Further, the pneumatic lubricating medium charging assembly 6 includes: and a throttle valve 2, the throttle valve 2 being disposed between the compressed air source and the air filter assembly 3, the throttle valve 2 being used for regulating the flow rate of the compressed air from the compressed air source.
Further, the air filter assembly 3 further includes a pressure gauge 34, and the pressure gauge 34 is used for detecting the compressed air, although fig. 1 only shows an embodiment in which the pressure gauge 34 is disposed between the oil atomizer 33 and the pressure reducing valve 32, a person skilled in the art may dispose the pressure gauge 34 at any position between the solenoid valve 5 and the compressed air source as required.
Further, the controller 12 may be provided as a PLC electric control box.
Further, the solenoid valve 5 may be provided as a pneumatic solenoid valve.
Further, the solenoid valve 5 may be replaced with an electric ball valve.
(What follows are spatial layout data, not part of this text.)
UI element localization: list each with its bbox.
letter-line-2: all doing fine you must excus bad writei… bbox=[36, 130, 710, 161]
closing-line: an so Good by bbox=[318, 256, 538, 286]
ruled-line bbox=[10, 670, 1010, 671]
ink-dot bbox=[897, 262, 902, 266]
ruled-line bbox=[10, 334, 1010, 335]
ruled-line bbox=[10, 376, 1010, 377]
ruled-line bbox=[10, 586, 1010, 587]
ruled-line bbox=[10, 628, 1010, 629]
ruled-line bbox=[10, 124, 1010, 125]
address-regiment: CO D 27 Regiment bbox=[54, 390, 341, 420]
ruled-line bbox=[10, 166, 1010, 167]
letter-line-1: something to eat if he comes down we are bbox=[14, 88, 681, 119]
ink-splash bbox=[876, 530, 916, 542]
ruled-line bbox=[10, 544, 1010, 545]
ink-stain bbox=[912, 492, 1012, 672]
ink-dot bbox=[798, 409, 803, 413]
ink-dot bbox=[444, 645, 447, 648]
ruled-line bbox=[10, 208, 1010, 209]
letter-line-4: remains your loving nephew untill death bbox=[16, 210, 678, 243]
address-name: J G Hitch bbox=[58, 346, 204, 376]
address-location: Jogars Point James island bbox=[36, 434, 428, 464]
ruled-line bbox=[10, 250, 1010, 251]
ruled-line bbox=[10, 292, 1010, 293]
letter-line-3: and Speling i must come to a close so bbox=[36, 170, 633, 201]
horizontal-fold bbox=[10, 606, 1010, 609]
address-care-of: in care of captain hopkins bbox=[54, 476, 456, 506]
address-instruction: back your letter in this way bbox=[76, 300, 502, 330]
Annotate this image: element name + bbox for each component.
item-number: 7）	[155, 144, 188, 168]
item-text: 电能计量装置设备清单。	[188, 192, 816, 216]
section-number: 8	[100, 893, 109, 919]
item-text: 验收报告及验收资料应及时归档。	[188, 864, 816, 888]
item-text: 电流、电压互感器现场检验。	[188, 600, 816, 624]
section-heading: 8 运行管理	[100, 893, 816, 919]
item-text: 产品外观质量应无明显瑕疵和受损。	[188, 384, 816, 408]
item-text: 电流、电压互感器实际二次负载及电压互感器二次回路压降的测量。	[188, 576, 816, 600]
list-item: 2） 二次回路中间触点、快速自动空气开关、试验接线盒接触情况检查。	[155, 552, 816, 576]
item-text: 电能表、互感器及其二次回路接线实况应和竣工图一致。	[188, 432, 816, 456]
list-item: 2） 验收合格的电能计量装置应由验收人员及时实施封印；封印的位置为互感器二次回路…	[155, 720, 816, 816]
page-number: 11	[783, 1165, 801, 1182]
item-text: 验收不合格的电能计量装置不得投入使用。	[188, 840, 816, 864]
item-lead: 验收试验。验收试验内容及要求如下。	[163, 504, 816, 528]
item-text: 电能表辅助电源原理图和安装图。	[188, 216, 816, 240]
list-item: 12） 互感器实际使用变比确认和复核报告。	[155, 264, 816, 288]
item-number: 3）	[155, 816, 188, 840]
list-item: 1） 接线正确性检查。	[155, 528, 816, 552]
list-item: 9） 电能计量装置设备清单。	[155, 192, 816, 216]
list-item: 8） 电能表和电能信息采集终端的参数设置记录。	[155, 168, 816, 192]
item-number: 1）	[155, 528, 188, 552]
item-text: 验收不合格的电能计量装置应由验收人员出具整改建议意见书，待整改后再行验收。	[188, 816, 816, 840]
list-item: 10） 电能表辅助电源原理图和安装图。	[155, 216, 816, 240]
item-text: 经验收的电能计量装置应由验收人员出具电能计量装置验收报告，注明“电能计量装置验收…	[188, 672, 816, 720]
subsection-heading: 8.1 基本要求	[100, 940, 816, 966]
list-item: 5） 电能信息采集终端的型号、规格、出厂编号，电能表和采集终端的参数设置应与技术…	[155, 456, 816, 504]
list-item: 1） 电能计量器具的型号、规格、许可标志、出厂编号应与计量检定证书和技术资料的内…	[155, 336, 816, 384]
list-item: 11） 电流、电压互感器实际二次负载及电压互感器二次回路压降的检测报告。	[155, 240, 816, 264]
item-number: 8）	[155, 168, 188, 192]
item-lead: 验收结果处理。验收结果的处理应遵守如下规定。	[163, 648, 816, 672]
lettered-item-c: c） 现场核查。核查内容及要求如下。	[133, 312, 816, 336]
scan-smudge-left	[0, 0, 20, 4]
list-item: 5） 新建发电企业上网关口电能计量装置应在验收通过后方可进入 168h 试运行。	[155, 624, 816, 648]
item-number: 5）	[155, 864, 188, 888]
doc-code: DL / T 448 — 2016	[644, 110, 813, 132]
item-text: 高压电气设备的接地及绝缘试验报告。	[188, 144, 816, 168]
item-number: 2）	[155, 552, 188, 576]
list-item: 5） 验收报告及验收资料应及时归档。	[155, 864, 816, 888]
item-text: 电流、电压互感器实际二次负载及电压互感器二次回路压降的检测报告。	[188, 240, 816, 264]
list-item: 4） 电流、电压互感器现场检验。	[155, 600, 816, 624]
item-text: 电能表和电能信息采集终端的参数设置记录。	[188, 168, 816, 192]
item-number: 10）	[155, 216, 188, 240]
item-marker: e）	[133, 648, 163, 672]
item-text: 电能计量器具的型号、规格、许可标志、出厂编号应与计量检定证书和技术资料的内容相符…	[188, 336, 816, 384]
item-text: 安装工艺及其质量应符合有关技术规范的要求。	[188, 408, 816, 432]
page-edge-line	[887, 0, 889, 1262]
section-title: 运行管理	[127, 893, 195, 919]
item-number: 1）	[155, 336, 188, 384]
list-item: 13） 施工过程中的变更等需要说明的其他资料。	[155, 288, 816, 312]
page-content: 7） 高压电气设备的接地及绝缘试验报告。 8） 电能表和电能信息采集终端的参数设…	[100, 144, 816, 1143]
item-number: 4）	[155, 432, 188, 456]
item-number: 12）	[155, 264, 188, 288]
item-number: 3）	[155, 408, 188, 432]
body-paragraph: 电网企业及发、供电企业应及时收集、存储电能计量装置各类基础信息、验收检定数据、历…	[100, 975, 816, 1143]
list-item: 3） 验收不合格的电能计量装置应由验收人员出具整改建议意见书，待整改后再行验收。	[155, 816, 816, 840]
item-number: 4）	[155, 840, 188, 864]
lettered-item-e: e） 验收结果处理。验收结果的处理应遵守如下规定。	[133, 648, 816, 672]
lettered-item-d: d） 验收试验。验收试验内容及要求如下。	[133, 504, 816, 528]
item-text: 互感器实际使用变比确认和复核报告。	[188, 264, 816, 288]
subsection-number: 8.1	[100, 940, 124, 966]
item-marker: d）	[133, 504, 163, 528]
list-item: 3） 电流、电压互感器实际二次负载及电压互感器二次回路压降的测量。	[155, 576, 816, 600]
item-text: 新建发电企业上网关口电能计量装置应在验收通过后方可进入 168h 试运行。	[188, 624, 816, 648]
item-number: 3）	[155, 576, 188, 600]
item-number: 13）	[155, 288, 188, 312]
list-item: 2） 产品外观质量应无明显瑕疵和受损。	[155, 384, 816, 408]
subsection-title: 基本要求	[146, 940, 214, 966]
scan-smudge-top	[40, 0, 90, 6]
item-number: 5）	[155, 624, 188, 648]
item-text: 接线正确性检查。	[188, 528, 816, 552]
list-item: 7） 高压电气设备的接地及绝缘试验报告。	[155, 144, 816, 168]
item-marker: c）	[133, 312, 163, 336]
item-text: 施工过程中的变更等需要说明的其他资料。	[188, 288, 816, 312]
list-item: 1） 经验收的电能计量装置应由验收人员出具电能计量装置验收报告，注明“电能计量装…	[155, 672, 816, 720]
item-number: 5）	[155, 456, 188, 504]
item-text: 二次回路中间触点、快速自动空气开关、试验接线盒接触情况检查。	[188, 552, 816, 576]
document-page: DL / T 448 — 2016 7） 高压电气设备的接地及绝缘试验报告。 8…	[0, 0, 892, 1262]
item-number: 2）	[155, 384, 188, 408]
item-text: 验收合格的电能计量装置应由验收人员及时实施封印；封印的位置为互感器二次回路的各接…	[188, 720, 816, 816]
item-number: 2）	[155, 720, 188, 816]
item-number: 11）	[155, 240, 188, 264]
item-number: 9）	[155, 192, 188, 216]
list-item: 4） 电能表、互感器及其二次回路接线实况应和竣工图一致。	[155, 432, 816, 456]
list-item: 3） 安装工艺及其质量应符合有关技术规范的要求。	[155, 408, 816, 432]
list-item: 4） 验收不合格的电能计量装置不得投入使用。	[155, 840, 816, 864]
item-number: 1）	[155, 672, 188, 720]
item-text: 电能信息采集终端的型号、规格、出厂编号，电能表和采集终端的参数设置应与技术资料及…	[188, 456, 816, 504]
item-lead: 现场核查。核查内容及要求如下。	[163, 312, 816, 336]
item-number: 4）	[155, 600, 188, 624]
Further, the solenoid valve 5 may be set to be normally open, and in case of a circuit failure and the controller 12 cannot adjust the opening and closing of the solenoid valve 5, the compressed air passage is still in a communicated state, and the operator may set the lubrication system to be in the manual mode to lubricate the split gear 106 or stop lubricating the split gear in the manual mode. At the moment, when the knob is turned to the manual position to set the lubricating system to a manual mode operation mode, the lubricating system is lubricated because the compressed air passage is in a normally open state; when the knob is turned to the "off" position, the compressed air passage is closed and the lubrication system stops lubricating.
Further, the lubricating medium may be provided as lubricating oil or grease.
In summary, the open gear lubrication system disclosed by the invention can realize automatic control, and the lubrication medium is transferred to the open gear in a gear meshing manner, and the lubrication medium cannot be scattered elsewhere, so that the open gear lubrication system has high lubrication efficiency. In addition, under the condition that the electromagnetic valve is set to be a normally open type, the lubricating system of the open gear disclosed by the invention can still work even if power failure occurs. The above-described embodiments are provided merely as illustrative of the principles and utilities of the present invention and are not intended to be limiting. Any person skilled in the art can modify or change the above-mentioned embodiments without departing from the spirit and scope of the present invention. Accordingly, it is intended that all equivalent modifications or changes which can be made by those skilled in the art without departing from the spirit and technical spirit of the present invention be covered by the claims of the present invention.